Nel panorama amministrativo della Regione Lombardia un aspetto spesso sottovalutato è quello delle società partecipate. Queste aziende, controllate direttamente o indirettamente dalla Regione, giocano un ruolo cruciale in settori strategici come i trasporti, l’ambiente e la sanità. Ai vertici di queste realtà si trovano manager con responsabilità immense e compensi che, in alcuni casi, superano quelli degli stessi assessori regionali.
La normativa che regola gli stipendi di questi dirigenti è complessa e ha subito recenti modifiche. La legge del 2014 fissava un tetto massimo di 240mila euro annui, ma la Corte Costituzionale ha dichiarato questa soglia illegittima, ripristinando come parametro lo stipendio del primo presidente della Cassazione pari a circa 311mila euro. Nonostante ciò, i manager delle partecipate lombarde continuano a percepire retribuzioni inferiori a questo nuovo limite.
Le società partecipate più rilevanti
Tra le società partecipate più importanti figurano Aria e Finlombarda entrambe controllate al 100% dalla Regione. Altre realtà strategiche includono Autostrada Pedemontana Lombarda e Principia. Questi colossi gestiscono risorse enormi e prendono decisioni che influenzano la vita di milioni di cittadini.
Un caso particolare è quello di Aria dove diverse figure apicali hanno visto aumenti di stipendio. Questo fenomeno solleva interrogativi sulla trasparenza e sull’equità delle retribuzioni nel settore pubblico.
I compensi dei dirigenti
I compensi dei manager delle partecipate sono stabiliti in base a criteri precisi, ma la loro determinazione non è sempre chiara. La legge del 2014 ha cercato di fissare un tetto massimo, ma le recenti sentenze della Corte Costituzionale hanno complicato il quadro normativo. Nonostante le modifiche legislative, i dirigenti delle partecipate lombarde continuano a percepire stipendi inferiori ai nuovi limiti stabiliti.

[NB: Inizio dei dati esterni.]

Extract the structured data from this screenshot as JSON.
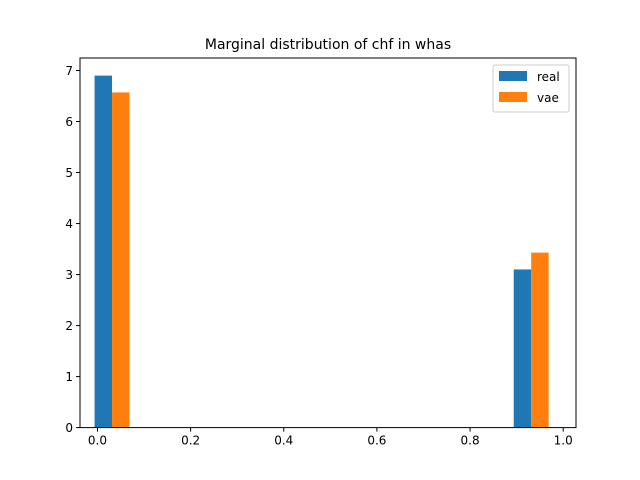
{
  "chart_data": {
    "type": "bar",
    "title": "Marginal distribution of chf in whas",
    "xlabel": "",
    "ylabel": "",
    "xlim": [
      -0.0375,
      1.0275
    ],
    "ylim": [
      0,
      7.245
    ],
    "xticks": [
      "0.0",
      "0.2",
      "0.4",
      "0.6",
      "0.8",
      "1.0"
    ],
    "yticks": [
      "0",
      "1",
      "2",
      "3",
      "4",
      "5",
      "6",
      "7"
    ],
    "bar_width": 0.0375,
    "legend_position": "top-right",
    "series": [
      {
        "name": "real",
        "color": "#1f77b4",
        "x": [
          0.0125,
          0.9125
        ],
        "values": [
          6.9,
          3.1
        ]
      },
      {
        "name": "vae",
        "color": "#ff7f0e",
        "x": [
          0.05,
          0.95
        ],
        "values": [
          6.57,
          3.43
        ]
      }
    ]
  }
}
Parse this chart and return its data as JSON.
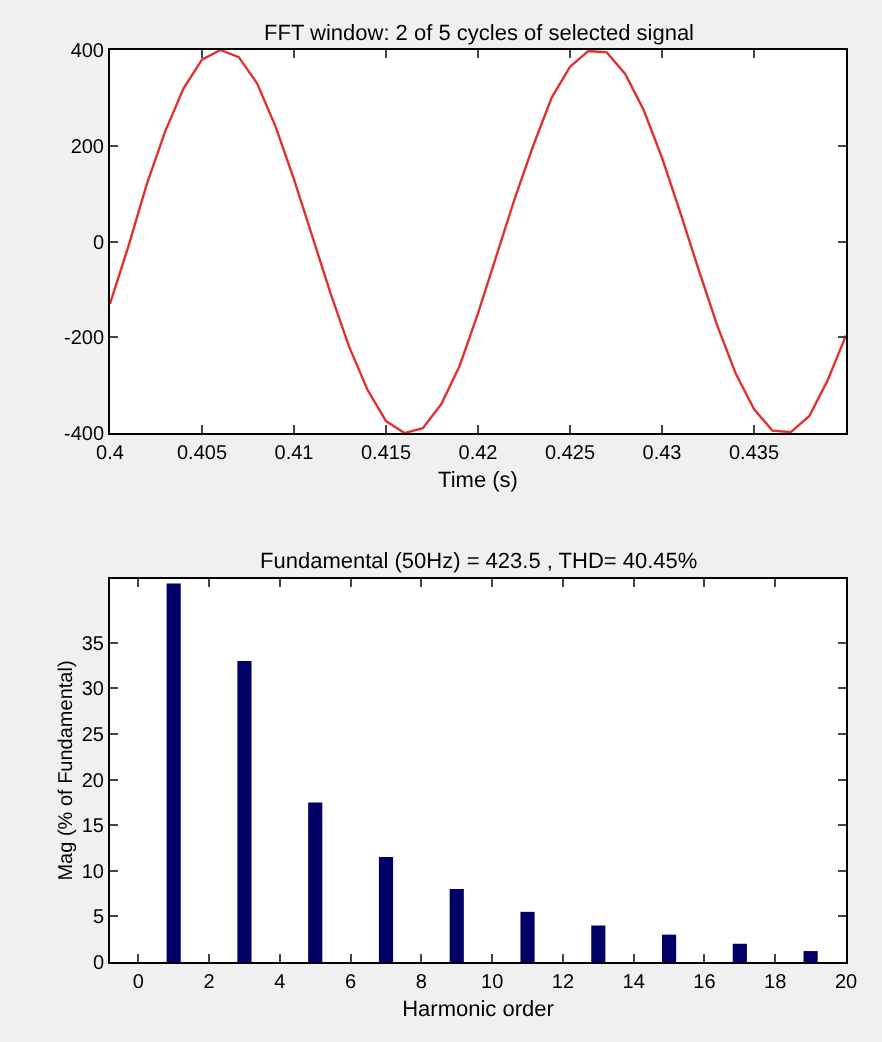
{
  "chart_data": [
    {
      "type": "line",
      "title": "FFT window: 2 of 5 cycles of selected signal",
      "xlabel": "Time (s)",
      "x": [
        0.4,
        0.401,
        0.402,
        0.403,
        0.404,
        0.405,
        0.406,
        0.407,
        0.408,
        0.409,
        0.41,
        0.411,
        0.412,
        0.413,
        0.414,
        0.415,
        0.416,
        0.417,
        0.418,
        0.419,
        0.42,
        0.421,
        0.422,
        0.423,
        0.424,
        0.425,
        0.426,
        0.427,
        0.428,
        0.429,
        0.43,
        0.431,
        0.432,
        0.433,
        0.434,
        0.435,
        0.436,
        0.437,
        0.438,
        0.439,
        0.44
      ],
      "series": [
        {
          "color": "#e03030",
          "values": [
            -130,
            -10,
            120,
            230,
            320,
            380,
            400,
            385,
            330,
            240,
            130,
            10,
            -110,
            -220,
            -310,
            -375,
            -400,
            -390,
            -340,
            -260,
            -150,
            -30,
            90,
            200,
            300,
            365,
            398,
            395,
            350,
            275,
            175,
            60,
            -60,
            -175,
            -275,
            -350,
            -395,
            -398,
            -365,
            -290,
            -196
          ]
        }
      ],
      "xlim": [
        0.4,
        0.44
      ],
      "xticks": [
        0.4,
        0.405,
        0.41,
        0.415,
        0.42,
        0.425,
        0.43,
        0.435
      ],
      "ylim": [
        -400,
        400
      ],
      "yticks": [
        -400,
        -200,
        0,
        200,
        400
      ]
    },
    {
      "type": "bar",
      "title": "Fundamental (50Hz) = 423.5 , THD= 40.45%",
      "xlabel": "Harmonic order",
      "ylabel": "Mag (% of Fundamental)",
      "x": [
        1,
        3,
        5,
        7,
        9,
        11,
        13,
        15,
        17,
        19
      ],
      "series": [
        {
          "color": "#000066",
          "values": [
            41.5,
            33,
            17.5,
            11.5,
            8,
            5.5,
            4,
            3,
            2,
            1.2
          ]
        }
      ],
      "xlim": [
        -0.8,
        20
      ],
      "xticks": [
        0,
        2,
        4,
        6,
        8,
        10,
        12,
        14,
        16,
        18,
        20
      ],
      "ylim": [
        0,
        42
      ],
      "yticks": [
        0,
        5,
        10,
        15,
        20,
        25,
        30,
        35
      ]
    }
  ]
}
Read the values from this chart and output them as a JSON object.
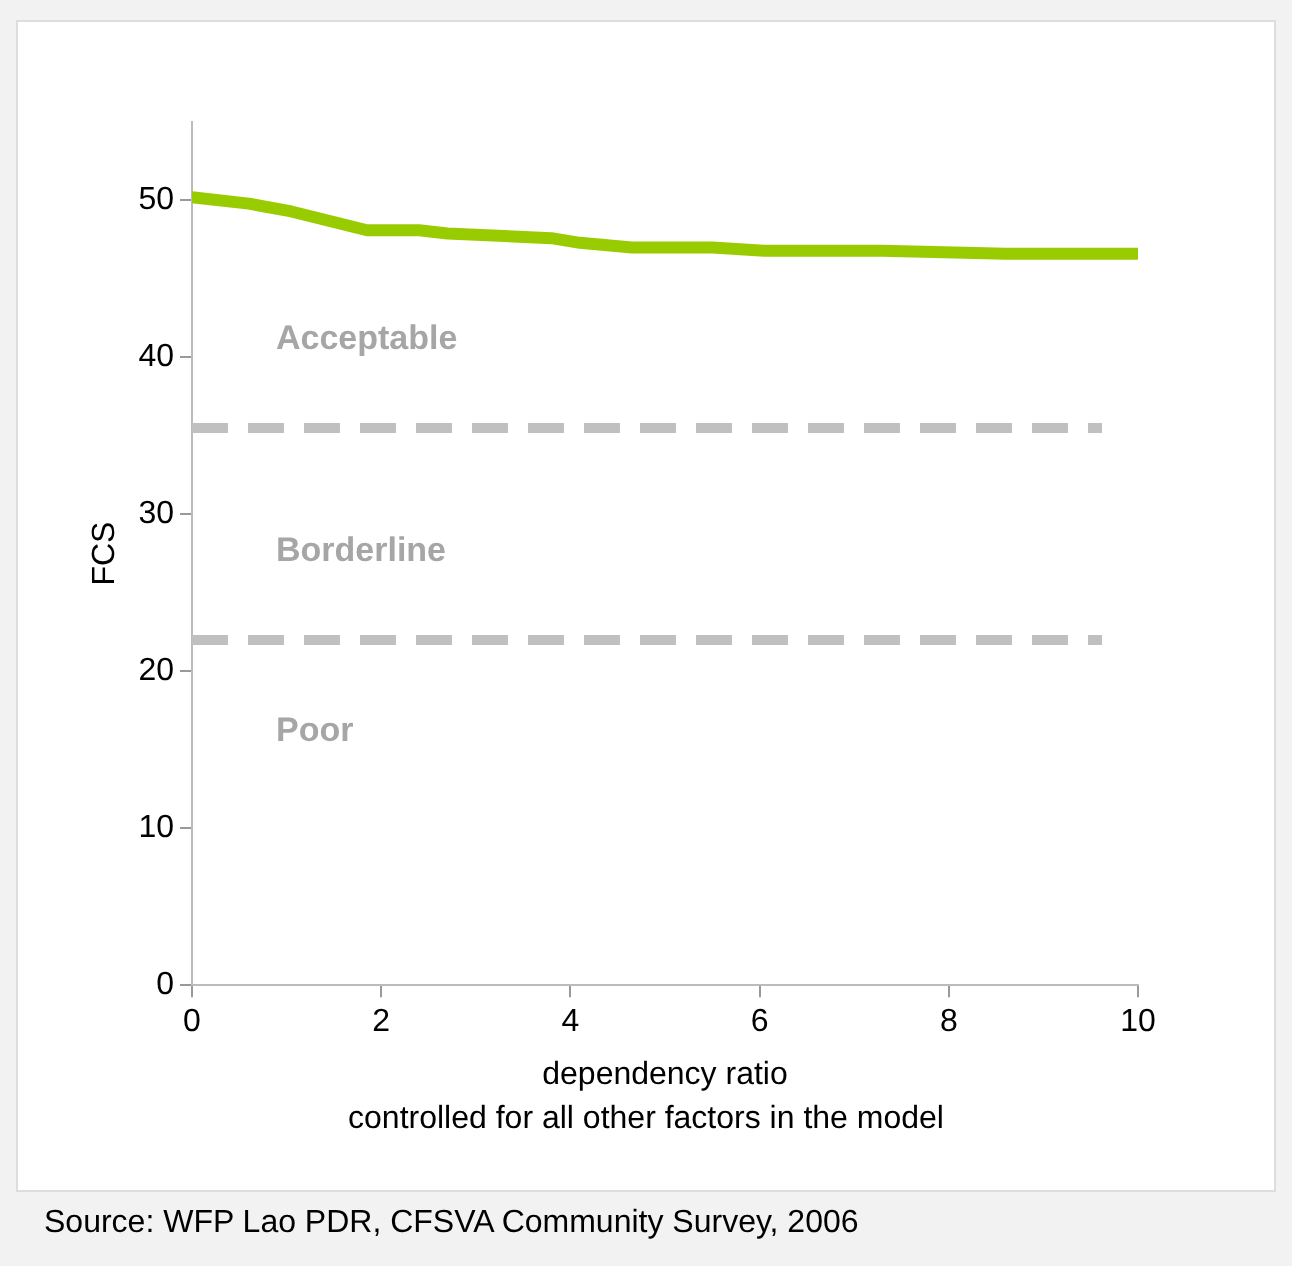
{
  "chart_data": {
    "type": "line",
    "xlabel": "dependency ratio",
    "ylabel": "FCS",
    "x": [
      0,
      0.6,
      1.05,
      1.85,
      2.4,
      2.7,
      3.8,
      4.1,
      4.65,
      5.5,
      6.05,
      7.3,
      8.6,
      10
    ],
    "series": [
      {
        "color": "#99cc00",
        "values": [
          50.2,
          49.8,
          49.3,
          48.1,
          48.1,
          47.9,
          47.6,
          47.3,
          47.0,
          47.0,
          46.8,
          46.8,
          46.6,
          46.6
        ]
      }
    ],
    "xlim": [
      0,
      10
    ],
    "xticks": [
      0,
      2,
      4,
      6,
      8,
      10
    ],
    "ylim": [
      0,
      55
    ],
    "yticks": [
      0,
      10,
      20,
      30,
      40,
      50
    ],
    "grid": false,
    "legend": false,
    "marker": "none",
    "line_style": "solid",
    "ref_lines": [
      {
        "axis": "y",
        "value": 35.5,
        "color": "#c0c0c0",
        "line_style": "dashed"
      },
      {
        "axis": "y",
        "value": 22,
        "color": "#c0c0c0",
        "line_style": "dashed"
      }
    ],
    "annotations": [
      "Acceptable",
      "Borderline",
      "Poor",
      "controlled for all other factors in the model",
      "Source: WFP Lao PDR, CFSVA Community Survey, 2006"
    ]
  }
}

Un esempio significativo è quello dei primari degli ospedali milanesi, come il Policlinico l’Istituto dei Tumori e il Pini-Cto. Questi medici, con responsabilità enormi, gestiscono milioni di prestazioni all’anno e percepiscono stipendi che possono arrivare fino a 135mila euro annui.
L’Istituto Nazionale dei Tumori è un caso particolare, con dati aggiornati al 2026 che mostrano retribuzioni variabili tra i direttori di struttura complessa. Questi dati evidenziano le differenze significative nei compensi tra le diverse realtà sanitarie.
I manager che operano in questo settore hanno responsabilità immense e percepiscono compensi che riflettono, in parte, l’importanza strategica delle aziende che dirigono. La normativa in materia è in costante aggiornamento, e le recenti sentenze della Corte Costituzionale hanno introdotto nuove variabili nel calcolo degli stipendi. Nonostante ciò, i dirigenti delle partecipate lombarde continuano a operare in un contesto di grande responsabilità e visibilità.